Une lettre au Père Noël, c’est important. C’est faire travailler son imaginaire. C’est d’abord se poser la question, lourde d’angoisse m’explique t’on : est-ce que les demandes sont méritées ? Et puis apprendre à faire des choix. Hiérarchiser dans la liste. Trouver des solutions de remplacement si le premier choix n’est pas possible.

Eh bien dites-donc ! Dans quoi le rédacteur en chef m’embarque t’il ? Bon, il ne s’agit pas vraiment de moi mais, sous la plume du modeste chroniqueur ferroviaire de service, d’exprimer ce que pourraient être les attentes du voyageur, client, consommateur, usager, contribuable. Nous connaissons tous cette sorte de gyrovague.

Selon le mode d’emploi en ligne, avant de présenter sa liste au Père Noël, la première question à se poser serait donc : tout le monde a-t-il été bien sage ?
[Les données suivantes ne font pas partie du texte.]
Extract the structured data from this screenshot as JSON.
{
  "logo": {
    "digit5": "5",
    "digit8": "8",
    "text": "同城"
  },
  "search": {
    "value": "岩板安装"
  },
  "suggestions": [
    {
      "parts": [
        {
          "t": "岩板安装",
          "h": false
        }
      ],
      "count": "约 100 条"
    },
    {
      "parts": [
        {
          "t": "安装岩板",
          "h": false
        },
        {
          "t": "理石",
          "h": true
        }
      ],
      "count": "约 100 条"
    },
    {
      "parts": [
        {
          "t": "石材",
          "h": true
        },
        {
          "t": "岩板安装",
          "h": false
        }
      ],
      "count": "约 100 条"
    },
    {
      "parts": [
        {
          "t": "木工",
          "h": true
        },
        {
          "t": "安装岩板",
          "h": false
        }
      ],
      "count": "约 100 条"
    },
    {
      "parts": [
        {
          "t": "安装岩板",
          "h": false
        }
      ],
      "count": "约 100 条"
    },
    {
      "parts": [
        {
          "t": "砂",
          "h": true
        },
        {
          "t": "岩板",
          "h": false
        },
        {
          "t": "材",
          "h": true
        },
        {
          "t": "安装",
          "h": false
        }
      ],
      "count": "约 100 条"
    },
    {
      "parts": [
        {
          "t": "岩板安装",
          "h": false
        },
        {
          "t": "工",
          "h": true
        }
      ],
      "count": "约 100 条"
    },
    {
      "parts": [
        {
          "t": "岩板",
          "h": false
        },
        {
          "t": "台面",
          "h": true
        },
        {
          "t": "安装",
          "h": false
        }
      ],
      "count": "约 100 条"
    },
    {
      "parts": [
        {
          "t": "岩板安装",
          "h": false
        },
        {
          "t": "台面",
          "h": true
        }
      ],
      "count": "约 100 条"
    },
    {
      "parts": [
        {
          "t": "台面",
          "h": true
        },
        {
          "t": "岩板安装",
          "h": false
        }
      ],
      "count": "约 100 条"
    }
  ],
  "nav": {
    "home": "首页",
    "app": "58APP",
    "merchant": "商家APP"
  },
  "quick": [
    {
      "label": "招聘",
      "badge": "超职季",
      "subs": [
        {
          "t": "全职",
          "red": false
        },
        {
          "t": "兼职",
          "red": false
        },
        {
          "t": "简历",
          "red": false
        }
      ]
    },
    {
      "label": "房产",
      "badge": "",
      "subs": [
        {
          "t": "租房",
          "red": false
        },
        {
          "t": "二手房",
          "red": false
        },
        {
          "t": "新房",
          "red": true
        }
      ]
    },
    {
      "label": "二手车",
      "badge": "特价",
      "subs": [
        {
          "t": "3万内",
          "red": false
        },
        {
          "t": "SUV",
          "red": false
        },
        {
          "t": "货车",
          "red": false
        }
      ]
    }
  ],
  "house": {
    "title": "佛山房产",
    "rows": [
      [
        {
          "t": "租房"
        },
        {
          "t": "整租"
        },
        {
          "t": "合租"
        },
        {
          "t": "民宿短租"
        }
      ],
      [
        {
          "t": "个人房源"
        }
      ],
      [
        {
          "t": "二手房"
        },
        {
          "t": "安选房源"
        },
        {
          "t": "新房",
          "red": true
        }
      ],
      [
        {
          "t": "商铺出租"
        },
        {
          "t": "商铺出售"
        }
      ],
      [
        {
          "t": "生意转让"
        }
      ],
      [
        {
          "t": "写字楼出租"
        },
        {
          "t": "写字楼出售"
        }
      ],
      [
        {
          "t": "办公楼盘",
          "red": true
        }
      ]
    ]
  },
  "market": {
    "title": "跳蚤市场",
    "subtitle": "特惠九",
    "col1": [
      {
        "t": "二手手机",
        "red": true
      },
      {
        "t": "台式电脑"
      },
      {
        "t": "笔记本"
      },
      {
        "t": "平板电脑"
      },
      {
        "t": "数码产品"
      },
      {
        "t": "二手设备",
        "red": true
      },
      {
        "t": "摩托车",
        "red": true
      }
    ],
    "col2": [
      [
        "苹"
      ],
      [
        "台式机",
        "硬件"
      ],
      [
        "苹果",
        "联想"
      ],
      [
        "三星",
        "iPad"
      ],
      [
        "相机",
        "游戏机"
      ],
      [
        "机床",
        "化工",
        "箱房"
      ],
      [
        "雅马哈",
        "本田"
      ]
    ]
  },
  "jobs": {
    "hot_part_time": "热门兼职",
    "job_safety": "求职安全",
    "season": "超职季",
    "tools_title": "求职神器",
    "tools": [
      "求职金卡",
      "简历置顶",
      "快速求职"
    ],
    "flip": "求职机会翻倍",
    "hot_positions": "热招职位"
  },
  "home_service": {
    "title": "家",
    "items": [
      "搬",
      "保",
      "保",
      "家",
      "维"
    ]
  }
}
Euh, parait que non. Une sacrée bande de fraudeurs. Un manque à gagner estimé à 300 millions d’euros par an. Ce serait culturel. Qu’il n’y a qu’en France qu’on voit ça. C’est Guillaume Pepy, le patron de SNCF qui l’a dit. Ce problème fut l’une de ses priorités en 2015. Et pour le coup, notre Guillaume Pepy national davantage Père Fouettard que Père Noël.

Mais maintenant que SNCF contrôle a priori davantage, filtre les accès au train, sanctionne plus lourdement… va-t-elle revenir à meilleure fortune et nous permettre de présenter notre liste de cadeaux ?

Vous croyez au Père Noël ou quoi ? Un professeur d’économie évaluait en 2011 que la SNCF coûte à la collectivité 10 milliards d’euros par an. Que c’est structurel. Et qu’il est vain d’espérer faire mieux. Aie ! Peut-être pas trop le moment d’écrire au Père Noël ?

Oui mais bon. En 2014, a été votée une réforme du système ferroviaire. Là, il s’agit maintenant de stabiliser la dette d’ici cinq ans. « Ambitieux mais atteignable » selon Guillaume Pepy.  En 2015, la nouvelle gouvernance s’est ainsi mise en place au sein de ce qu’il convient dorénavant d’appeler le Groupe Public Ferroviaire (SNCF, SNCF Mobilités, SNCF Réseau). Exit Réseau Ferré de France, que certains membres éminents de l’alternance politique potentielle de gouvernement n’ont pas exclu (pas tous d’accord entre eux d’ailleurs) de remettre un jour. D’autres avant eux avaient déjà promis que (début de citation) : « Ce que la droite a fait, la gauche le défera » (fin de citation). Et vice-versa ? Chiche. Il y en a peut-être qui croient au Père Noël ?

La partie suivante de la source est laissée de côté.